Caelin Bragg
Advertising & Distribution Manager
Butler Community College’s (BCC) Board of Trustees approved the college’s legal budget for the 2018-2019 school year at their latest board meeting on Tuesday, Aug. 14.
The total legal budget for the new school year is nearly $81 million, nearly a $6 million increase over the last school year’s budget. This increase came from reserves Butler set aside to allow it to expand the 5000 building in Andover, as they are required to leave the 6000 building in Andover High School by the summer of 2020.
“We are going to start work on the Andover project on the 5000 building, and we need the authority to spend the $7 million dollars that we’ve set aside, that we have in reserve, that we committed to that building,” President of Butler Kim Krull said. “So our legal budget this year gives us spending authority … it doesn’t mean we’re going to spend 80 million dollars.”
This move to increase the budget to renovate the Andover campus has not gone without controversy. Kansas District 77 Representative Kristey Williams, who started the “Fair Funding Initiative” to lower Butler’s mill levy to a proportionate level, took issue with the Trustees’ decision to increase presence in Andover and said it “will provide an advantage to 60 percent of BCC’s enrollees that live in Sedgwick County.”
Some have taken issue with Williams’ fight for a lower mill levy for the college, and the Board of Trustees Chair Eileen Dreiling has expressed that the Trustees are fighting for the availability of education.

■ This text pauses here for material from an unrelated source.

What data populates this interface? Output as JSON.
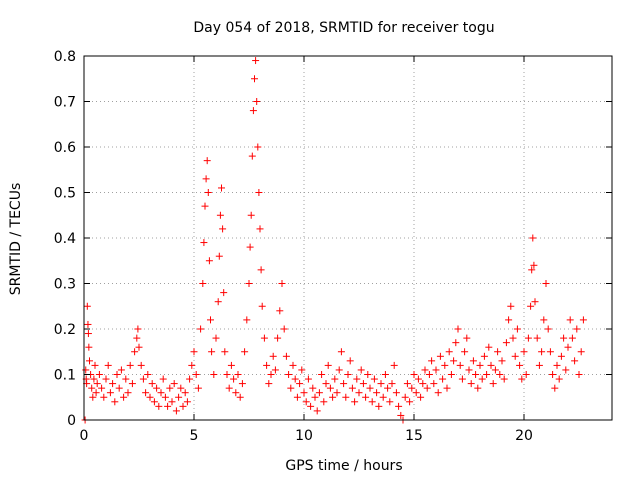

“There is a movement afoot to harm the educational opportunities for students of all ages in south central Kansas, and I want those in Kansas to know that the Butler Community College Board of Trustees and its leadership are standing on the frontlines to lead the cause against such a movement, and we are prepared to do the real work for real solutions,” Dreiling said in a recent letter to the editor in the Butler County Times-Gazette.